Editing in Sequoia can be done in a few ways. The most basic is object-based editing in the Track Editor window. Audio clips, or objects, are placed on the various tracks; and, depending on the tools selected, can be trimmed, moved, and otherwise manipulated. As with most DAWs, there are a few moves that can be figured out intuitively, but others will take peeking at the manual or help file. Keyboard and mouse commands are, however, customizable; so users that are used to a certain workflow can configure Sequoia to behave in a similar fashion. Within a few minutes, I had enough moves down that I could chop up a piece of audio with ease.
There’s also Source/Destination mode. This is useful for productions assembled from various, separately produced elements, such as a “news magazine” format, or a mastering project where numerous takes must be sorted and assembled. “Raw” audio is brought into a source track, in and out points are determined, and the result is pasted to the Destination track. Then there’s Spectral Editing, where audio is displayed in spectrogram form, so frequency content can be seen as well as level. This is handy for manually removing impulse noise and other nasties.
Recording in Sequoia is fairly straightforward and intuitive. In addition to being able to import just about any audio file format, Sequoia can also record to WAV, MP3, AIFF, WMA, and other formats, on the fly, with no secondary conversion. That’s a big time saver if you’re doing, say, a VO session that would have to be converted to MP3 before uploading. File housekeeping is well done, with Sequoia automatically creating the necessary folders for storing all audio for a given project. In addition to all the output options, CDs can also be burned directly from the Track Editor.
Magix Sequoia 14
Digital Audio Workstation Software
+ Lots of features for serious studio and post work
+ Edits, processes and allows for music creation
+ Handles most file formats
+ Works like a charm
– Windows only
– Price tag is big
Price: $2,975 (though upgrading from previous version can be cheaper)
Contact: For information, contact Magix Software at 305-722-5810 or visit www.magix-audio.com/us.
Another very cool feature is the ability to record independent from playback. Here, recording can be started, and the user can select any point in the recorded track to listen to while the recording continues in the background. Say you’re recording a speech, and you need to pull highlights for an upcoming report. As you listen live, you can go back to what you just heard a moment ago, snip out the highlight, drag it to a new track, and render it out for upload, all while still recording.

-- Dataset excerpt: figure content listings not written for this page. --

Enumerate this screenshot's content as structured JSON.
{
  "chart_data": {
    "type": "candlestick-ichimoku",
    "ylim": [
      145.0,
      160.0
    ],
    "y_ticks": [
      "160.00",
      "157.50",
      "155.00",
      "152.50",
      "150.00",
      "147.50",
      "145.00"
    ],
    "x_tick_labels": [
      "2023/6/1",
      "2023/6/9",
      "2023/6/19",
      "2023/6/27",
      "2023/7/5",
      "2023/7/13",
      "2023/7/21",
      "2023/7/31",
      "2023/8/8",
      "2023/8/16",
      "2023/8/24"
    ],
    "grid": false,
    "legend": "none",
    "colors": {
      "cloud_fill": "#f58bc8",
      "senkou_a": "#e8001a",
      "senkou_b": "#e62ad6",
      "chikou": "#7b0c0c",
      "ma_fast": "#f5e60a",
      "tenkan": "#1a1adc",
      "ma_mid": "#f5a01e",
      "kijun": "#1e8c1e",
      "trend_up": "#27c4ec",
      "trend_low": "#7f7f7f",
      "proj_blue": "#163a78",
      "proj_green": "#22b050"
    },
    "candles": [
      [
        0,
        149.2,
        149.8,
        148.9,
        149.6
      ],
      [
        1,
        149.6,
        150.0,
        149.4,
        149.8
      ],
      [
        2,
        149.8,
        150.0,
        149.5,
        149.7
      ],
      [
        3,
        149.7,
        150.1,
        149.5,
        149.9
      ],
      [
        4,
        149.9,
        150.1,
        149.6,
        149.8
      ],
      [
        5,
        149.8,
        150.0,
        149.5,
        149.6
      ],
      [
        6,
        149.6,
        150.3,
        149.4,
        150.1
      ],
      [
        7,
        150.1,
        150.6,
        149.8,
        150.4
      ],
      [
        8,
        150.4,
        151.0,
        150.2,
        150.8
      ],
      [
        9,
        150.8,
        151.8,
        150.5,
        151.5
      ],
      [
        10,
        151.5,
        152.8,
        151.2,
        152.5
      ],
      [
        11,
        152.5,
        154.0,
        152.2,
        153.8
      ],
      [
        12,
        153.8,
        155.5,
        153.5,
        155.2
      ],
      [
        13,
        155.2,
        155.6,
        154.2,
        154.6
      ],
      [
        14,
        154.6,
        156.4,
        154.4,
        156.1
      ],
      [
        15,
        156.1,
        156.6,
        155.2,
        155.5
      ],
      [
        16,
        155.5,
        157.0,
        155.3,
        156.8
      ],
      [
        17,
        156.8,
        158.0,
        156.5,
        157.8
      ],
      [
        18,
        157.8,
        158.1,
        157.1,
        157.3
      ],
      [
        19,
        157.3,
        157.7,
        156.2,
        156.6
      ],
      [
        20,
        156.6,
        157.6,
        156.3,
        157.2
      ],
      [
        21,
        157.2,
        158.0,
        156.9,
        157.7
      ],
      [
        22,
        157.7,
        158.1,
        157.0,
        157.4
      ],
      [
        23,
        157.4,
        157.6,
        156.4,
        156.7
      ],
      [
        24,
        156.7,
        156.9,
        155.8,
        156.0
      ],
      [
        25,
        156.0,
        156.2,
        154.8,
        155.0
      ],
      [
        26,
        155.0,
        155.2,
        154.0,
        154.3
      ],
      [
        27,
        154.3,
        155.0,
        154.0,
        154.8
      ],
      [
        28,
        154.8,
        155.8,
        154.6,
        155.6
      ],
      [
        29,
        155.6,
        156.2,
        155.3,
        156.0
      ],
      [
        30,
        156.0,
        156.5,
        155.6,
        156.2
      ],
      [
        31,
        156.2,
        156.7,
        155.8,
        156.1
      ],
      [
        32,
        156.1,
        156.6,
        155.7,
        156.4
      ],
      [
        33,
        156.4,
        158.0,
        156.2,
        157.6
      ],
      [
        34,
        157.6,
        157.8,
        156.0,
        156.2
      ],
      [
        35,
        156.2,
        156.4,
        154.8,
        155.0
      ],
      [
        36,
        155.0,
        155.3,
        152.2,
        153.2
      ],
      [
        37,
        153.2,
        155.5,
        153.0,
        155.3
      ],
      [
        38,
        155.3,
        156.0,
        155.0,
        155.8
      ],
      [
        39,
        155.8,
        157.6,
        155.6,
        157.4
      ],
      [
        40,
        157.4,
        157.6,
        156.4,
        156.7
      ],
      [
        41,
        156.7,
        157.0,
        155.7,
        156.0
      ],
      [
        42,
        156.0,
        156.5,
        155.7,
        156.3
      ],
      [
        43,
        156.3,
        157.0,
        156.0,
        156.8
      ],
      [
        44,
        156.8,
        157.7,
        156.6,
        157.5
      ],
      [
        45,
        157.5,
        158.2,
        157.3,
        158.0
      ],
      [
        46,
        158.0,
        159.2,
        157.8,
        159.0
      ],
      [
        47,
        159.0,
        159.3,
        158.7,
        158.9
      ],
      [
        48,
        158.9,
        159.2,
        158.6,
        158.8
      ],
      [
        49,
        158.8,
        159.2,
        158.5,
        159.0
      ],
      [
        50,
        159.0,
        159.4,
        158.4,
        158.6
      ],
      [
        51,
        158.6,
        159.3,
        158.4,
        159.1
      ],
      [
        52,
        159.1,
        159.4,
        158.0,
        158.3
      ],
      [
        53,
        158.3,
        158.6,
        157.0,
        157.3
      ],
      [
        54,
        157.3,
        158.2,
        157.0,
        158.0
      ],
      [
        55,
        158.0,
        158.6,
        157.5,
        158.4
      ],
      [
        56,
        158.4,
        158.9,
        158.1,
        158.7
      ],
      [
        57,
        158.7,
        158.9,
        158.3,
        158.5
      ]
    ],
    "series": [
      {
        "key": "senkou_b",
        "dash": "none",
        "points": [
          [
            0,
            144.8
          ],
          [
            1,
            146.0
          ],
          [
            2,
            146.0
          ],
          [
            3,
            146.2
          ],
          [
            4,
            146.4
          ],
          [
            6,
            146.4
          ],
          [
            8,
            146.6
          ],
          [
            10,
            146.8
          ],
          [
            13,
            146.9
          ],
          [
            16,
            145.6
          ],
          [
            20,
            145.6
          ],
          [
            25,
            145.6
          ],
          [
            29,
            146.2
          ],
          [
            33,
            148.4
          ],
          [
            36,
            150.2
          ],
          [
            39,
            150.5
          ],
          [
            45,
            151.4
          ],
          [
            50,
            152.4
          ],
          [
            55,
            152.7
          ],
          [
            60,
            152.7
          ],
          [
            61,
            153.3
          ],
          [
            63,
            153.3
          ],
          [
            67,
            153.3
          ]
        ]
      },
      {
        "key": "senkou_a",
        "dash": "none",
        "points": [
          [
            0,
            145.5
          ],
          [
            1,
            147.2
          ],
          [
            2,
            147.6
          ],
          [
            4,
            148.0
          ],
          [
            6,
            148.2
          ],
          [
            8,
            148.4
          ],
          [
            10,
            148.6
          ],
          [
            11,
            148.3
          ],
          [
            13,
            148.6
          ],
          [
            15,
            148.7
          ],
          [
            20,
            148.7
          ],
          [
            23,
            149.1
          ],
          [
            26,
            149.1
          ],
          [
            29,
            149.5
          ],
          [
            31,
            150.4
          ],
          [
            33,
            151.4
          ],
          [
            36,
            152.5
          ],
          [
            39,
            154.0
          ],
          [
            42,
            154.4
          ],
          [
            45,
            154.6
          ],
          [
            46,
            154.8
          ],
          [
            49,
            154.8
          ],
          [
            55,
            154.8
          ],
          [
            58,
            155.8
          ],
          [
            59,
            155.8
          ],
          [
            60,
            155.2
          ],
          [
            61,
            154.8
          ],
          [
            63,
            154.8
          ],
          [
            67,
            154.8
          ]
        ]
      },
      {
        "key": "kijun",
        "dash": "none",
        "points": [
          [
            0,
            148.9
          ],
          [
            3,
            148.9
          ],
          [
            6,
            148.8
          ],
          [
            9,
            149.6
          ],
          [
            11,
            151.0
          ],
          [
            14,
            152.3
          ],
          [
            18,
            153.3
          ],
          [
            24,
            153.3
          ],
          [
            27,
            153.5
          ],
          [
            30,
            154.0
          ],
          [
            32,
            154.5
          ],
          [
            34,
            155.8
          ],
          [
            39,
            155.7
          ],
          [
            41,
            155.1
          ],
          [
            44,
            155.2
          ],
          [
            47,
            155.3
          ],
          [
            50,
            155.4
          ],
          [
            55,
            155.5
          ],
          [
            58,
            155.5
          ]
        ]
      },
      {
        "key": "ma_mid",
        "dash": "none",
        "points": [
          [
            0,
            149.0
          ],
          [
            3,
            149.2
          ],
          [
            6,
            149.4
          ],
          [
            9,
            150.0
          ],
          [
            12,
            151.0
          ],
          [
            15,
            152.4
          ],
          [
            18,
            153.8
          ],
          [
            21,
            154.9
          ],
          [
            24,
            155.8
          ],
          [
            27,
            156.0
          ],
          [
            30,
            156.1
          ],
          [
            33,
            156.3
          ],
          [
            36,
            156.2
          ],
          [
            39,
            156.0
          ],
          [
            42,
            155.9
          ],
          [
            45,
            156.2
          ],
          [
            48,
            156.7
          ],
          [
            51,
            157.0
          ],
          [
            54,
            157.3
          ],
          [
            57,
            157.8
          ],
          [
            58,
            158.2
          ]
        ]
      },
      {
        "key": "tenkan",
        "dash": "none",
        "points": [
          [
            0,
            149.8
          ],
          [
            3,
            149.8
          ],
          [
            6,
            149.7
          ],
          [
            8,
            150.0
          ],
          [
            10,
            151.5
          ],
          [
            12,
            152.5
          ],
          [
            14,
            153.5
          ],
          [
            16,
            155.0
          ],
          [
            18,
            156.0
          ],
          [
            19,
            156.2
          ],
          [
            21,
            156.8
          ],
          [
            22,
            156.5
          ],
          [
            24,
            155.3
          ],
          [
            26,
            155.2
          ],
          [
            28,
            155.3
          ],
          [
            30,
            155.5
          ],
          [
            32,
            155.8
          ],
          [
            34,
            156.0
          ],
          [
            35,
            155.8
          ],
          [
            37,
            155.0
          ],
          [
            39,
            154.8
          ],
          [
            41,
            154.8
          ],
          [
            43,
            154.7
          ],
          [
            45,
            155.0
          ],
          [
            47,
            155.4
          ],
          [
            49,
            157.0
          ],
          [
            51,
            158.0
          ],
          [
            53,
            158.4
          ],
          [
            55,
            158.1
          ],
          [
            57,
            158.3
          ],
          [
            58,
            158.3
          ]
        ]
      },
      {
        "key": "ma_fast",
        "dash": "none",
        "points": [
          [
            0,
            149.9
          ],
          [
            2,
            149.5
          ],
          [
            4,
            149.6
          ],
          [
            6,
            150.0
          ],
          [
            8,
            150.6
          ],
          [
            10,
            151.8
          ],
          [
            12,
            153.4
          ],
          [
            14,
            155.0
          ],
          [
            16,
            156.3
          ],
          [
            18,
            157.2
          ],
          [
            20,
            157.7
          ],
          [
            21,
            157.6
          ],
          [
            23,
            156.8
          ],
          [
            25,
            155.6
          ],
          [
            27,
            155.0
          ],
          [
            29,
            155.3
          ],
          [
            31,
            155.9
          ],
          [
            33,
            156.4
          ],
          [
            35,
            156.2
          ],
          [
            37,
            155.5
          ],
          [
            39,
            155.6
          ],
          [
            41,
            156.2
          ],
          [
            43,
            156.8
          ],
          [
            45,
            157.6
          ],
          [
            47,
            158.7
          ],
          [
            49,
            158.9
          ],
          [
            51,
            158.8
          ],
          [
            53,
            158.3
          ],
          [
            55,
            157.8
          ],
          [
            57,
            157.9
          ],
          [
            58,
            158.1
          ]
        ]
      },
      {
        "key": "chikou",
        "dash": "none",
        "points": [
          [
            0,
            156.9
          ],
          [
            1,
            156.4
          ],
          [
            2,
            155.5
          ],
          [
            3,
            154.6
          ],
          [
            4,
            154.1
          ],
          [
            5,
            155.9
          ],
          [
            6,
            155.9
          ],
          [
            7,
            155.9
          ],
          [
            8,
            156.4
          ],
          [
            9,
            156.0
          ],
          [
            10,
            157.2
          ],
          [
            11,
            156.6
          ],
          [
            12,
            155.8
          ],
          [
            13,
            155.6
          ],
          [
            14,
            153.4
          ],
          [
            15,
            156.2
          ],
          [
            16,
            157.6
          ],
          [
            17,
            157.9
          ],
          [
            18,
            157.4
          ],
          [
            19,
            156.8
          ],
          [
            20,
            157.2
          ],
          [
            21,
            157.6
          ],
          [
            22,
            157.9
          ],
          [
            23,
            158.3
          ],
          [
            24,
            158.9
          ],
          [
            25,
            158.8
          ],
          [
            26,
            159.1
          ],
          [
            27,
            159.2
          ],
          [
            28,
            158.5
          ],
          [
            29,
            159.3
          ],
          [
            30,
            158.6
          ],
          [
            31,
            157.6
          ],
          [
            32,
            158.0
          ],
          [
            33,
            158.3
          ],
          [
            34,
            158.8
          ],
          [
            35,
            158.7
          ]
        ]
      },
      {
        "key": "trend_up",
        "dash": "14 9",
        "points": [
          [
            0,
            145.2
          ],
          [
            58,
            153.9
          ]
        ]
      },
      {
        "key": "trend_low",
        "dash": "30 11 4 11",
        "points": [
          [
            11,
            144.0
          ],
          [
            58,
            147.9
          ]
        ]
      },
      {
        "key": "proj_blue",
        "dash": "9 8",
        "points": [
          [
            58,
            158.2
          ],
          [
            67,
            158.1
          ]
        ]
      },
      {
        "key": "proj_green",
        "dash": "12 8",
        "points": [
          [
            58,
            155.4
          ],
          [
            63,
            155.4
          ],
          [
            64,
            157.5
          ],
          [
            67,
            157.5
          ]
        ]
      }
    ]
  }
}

I tested Sequoia 14 on Windows 7 and Windows 8.1 64-bit platforms, and neither broke a sweat. The Windows 7 machine used a Digigram VX882e sound card, and the 8.1 machine used a MOTU 2408mk3. Both used ASIO drivers, which are highly recommended by Magix to take advantage of Sequoia’s full potential. Like any DAW of this complexity, the learning curve can be steep due to the overwhelming number of features. Given the cost, I can’t picture any but the busiest or most well-heeled independent producers lining up for it. But, for a network production facility, mastering house, or commercial studio looking for single feature-rich platform, Sequoia 14 is well worth considering.
Curt Yengst, CSRE, is assistant engineer at WAWZ(FM) in Zarephath, N.J.